If you’re not used to the Euro, take care – notes of €100 or €200 are not common, and at times they may not be accepted. Keep this in mind when changing your currency.

When eating out, be aware that tipping is standard here, with 10% of the bill being the going rate. You will rarely find a cover charge.

Eating and Drinking

You will find supermarkets and mini-markets all over the islands, particularly in residential areas. In a country this small, prices in supermarkets are generally more or less the same wherever you go.

For the freshest and most delicious fruit and vegetables, don’t bother with the supermarkets. You’ll find street hawkers in residential areas, often parking their trucks outside supermarkets. On Tuesday and Saturday mornings, go to the Ta’ Qali farmers’ market. You might want to avoid the hawkers in the most touristy areas (St Julian’s, Sliema, Qawra, Bugibba), as they sometimes overcharge.

Although the tap water is perfectly safe to drink, many Maltese prefer to buy bottled water for the flavour.

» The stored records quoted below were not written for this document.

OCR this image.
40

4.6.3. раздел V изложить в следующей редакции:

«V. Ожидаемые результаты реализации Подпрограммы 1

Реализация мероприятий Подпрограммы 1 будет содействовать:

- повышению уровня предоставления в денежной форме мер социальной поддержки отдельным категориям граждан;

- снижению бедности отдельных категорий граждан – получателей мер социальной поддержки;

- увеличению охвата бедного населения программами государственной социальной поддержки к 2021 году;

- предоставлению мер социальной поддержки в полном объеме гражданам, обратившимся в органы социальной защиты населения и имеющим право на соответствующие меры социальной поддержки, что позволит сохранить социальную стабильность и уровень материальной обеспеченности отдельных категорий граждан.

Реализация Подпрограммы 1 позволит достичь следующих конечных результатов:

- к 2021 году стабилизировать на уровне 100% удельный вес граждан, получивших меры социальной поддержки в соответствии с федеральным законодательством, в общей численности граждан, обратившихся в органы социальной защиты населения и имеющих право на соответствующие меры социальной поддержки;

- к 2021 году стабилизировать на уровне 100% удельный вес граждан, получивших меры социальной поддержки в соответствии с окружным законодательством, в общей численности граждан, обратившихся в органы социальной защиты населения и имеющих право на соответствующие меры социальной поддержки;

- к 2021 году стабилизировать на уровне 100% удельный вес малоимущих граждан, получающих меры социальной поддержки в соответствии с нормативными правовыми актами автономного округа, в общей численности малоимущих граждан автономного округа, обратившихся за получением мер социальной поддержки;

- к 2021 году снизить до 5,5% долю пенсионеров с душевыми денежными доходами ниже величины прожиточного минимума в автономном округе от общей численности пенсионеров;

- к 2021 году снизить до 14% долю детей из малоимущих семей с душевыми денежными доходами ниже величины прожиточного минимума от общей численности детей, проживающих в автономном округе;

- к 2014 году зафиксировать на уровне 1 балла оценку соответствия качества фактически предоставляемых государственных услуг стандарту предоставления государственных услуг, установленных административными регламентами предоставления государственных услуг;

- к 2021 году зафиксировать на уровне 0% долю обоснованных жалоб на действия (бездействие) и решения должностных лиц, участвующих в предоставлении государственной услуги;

Check in your hotel, as some hotels advise against drinking their tap water, which may come from a private reservoir.

Electricity

The plugs here are Type G, three pin plugs, the same as in the UK and Ireland. You can easily get hold of adapters in local supermarkets if you need one.

Phones and Internet

The main mobile phone networks on offer are Vodafone, Go and Melita. While Melita is the cheapest option, Vodafone and Go offer the best coverage and fast 4G connectivity.

Costs may vary, but you can expect to pay roughly €0.15-0.25/min for local calls, €0.05 per SMS, and €0.10 per data MB. For lower rates, look for a prepaid offer.

If you want to buy a local SIM card to keep costs down, expect to pay €10. You can top up online, at local ATMs, or by buying top up cards. You can find wi-fi in most restaurants, bars and hotels. Online security is considered to be good: hacking is not a major problem here.

Culture

Culture in Malta is very rich. It is also a very Catholic country, and it is important to dress respectfully if you plan to visit one of the many beautiful churches here. Women are expected to cover their shoulders, so avoid vest tops. Visitors should also keep the volume down when inside a church.

Men should not go shirtless when off the beach.

Nightlife

The Paceville area of St Julian’s is the heart of the island’s nightlife, but you’ll also have the option of going to open-air clubs in summer, too. Nightclubs are usually free or cheap. Drinks aren’t too expensive, for example; a beer is about €2.00, and a mixed drink will be around €2.50 to €3.00.